From Every Day with Rachael Ray
February-March 2006

FOUR TO SIX SERVINGS
Prep Time: 30 min
Cook Time: 25 min





8 ounces good-quality bittersweet chocolate, broken into pieces 1 stick (4 ounces) unsalted butter, cut into pieces, plus extra for greasing the pan 1 cup granulated sugar 3/4 cup packed dark brown sugar 1 1/4 cups all-purpose flour 1 /3 cup unsweetened cocoa powder 1 teaspoon chili powder 1/2 teaspoon baking powder 1/4 teaspoon salt 4 large eggs 1 pint vanilla ice cream One bar good-quality bittersweet chocolate, shaved into curls with a vegetable peeler



1. Preheat the oven to 350°. Butter a 9-by-13-inch baking pan.
2. Place the chocolate and butter in a medium saucepan and melt over low heat, stirring until smooth, about 5 minutes. Remove the chocolate from the heat and whisk in both sugars until smooth.
3. In a resealable plastic bag, combine the flour, cocoa powder, chili powder, baking powder and salt and shake together to mix.

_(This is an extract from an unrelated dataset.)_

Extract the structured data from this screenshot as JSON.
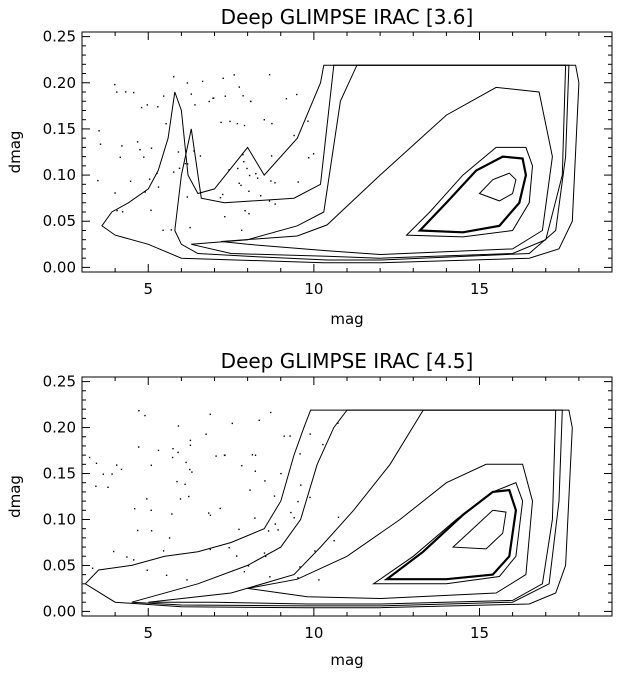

Whisk the eggs, 1 at a time, into the barely warm chocolate mixture. Add the flour mixture and stir until smooth. Pour the brownie mixture into the prepared pan and bake until set, about 25 minutes. Let cool 5 minutes, then cut the brownies into desired shapes with a cookie cutter or knife. Serve warm with a scoop of ice cream and the chocolate curls.